According to a survey of students at Los Angeles Loftier School of the Arts, 90 percent of students who passed and 68 per centum of students who failed said the portfolio defence force was a "worthwhile experience." Magana, who passed his second defense a week later, says he's learned from his mistakes and won't repeat them at the University of California Riverside, where he'll major in computer scientific discipline this fall.
"I'one thousand worried that in college I won't take anyone at that place to push me," Magana says. "But I have this feel to refer back to. I will remember this. I won't allow myself to fail over again."
Kwan is already planning means to make the experience more worthwhile next year, including training teachers to revamp their lessons. She thinks teachers need to tell kids upward front end what they're going to learn and why they're learning information technology. "This isn't equally mutual as you might think," says Kwan. "Kids frequently don't know why they practice assignments."
Students will likewise get more opportunities to practice their presentations earlier the big twenty-four hour period. Groups of 4 will exist assigned a mentor teacher who volition critique their portfolios and presentations. Eleventh graders will assist during senior defenses, by switching slides or serving as panelists, gaining a sense of what volition be expected of them the side by side yr. Tenth graders will participate in mini-defenses in front of their classes.
While Kwan is intent on perfecting the process, she worries that portfolio assessment could become rote in pursuit of data. The Envision Schools take the defenses "down to a science," she says. Students commencement to sound robotic when they're all saying the same things, she adds.
Success, for Kwan, depends on a continuous evaluation of the process, not on routine. What counts as a existent demonstration of learning?

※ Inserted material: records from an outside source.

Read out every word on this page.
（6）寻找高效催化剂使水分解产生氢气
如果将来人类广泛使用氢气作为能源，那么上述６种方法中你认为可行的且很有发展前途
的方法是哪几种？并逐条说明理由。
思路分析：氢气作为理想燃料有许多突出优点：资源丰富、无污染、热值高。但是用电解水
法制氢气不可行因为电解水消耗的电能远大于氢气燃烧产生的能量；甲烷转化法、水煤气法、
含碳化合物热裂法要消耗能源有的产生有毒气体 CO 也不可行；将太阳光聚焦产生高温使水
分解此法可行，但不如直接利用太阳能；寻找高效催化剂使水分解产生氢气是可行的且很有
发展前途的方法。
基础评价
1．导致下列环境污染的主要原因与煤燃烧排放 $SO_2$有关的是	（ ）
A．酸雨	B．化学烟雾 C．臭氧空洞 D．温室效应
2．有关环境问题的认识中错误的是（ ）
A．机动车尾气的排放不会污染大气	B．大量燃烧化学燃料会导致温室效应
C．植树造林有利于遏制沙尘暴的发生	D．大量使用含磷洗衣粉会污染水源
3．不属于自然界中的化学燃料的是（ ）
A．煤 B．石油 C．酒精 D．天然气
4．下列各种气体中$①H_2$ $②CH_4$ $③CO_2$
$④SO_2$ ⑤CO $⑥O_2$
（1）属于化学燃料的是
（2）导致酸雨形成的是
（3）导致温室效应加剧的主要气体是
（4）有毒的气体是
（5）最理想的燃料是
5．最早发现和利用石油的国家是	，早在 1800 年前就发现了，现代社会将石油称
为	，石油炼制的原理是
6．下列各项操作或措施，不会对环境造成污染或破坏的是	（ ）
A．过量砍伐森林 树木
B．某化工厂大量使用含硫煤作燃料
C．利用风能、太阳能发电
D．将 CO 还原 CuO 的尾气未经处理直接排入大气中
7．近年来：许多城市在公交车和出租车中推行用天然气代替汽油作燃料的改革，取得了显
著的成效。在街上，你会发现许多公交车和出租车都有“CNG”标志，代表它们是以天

"Many visitors are impressed that students are speaking in front of an audition," Kwan says. "They don't observe that the presentation is disorganized or that the students are having trouble answering the judges' questions. It'due south not proficient plenty that students face a difficult task. They accept to get up there and accept substance. But because you lot show up to an interview doesn't mean you get the job."
Of the 92 seniors who dedicated their portfolios this year, 33 failed. Like Magana, they were scheduled to redo their presentations.
Merely, in the finish, all students passed and nabbed diplomas.
"They worked their tushes off," says Kwan. "Not i of them gave up."
This story was written past The Hechinger Report, a nonprofit, contained news arrangement focused on inequality and innovation in instruction. Read more than about California schools .
*Correction: Dave Yanofsky's title has been corrected to reflect his position equally the director of media and youth development at ConnectEd.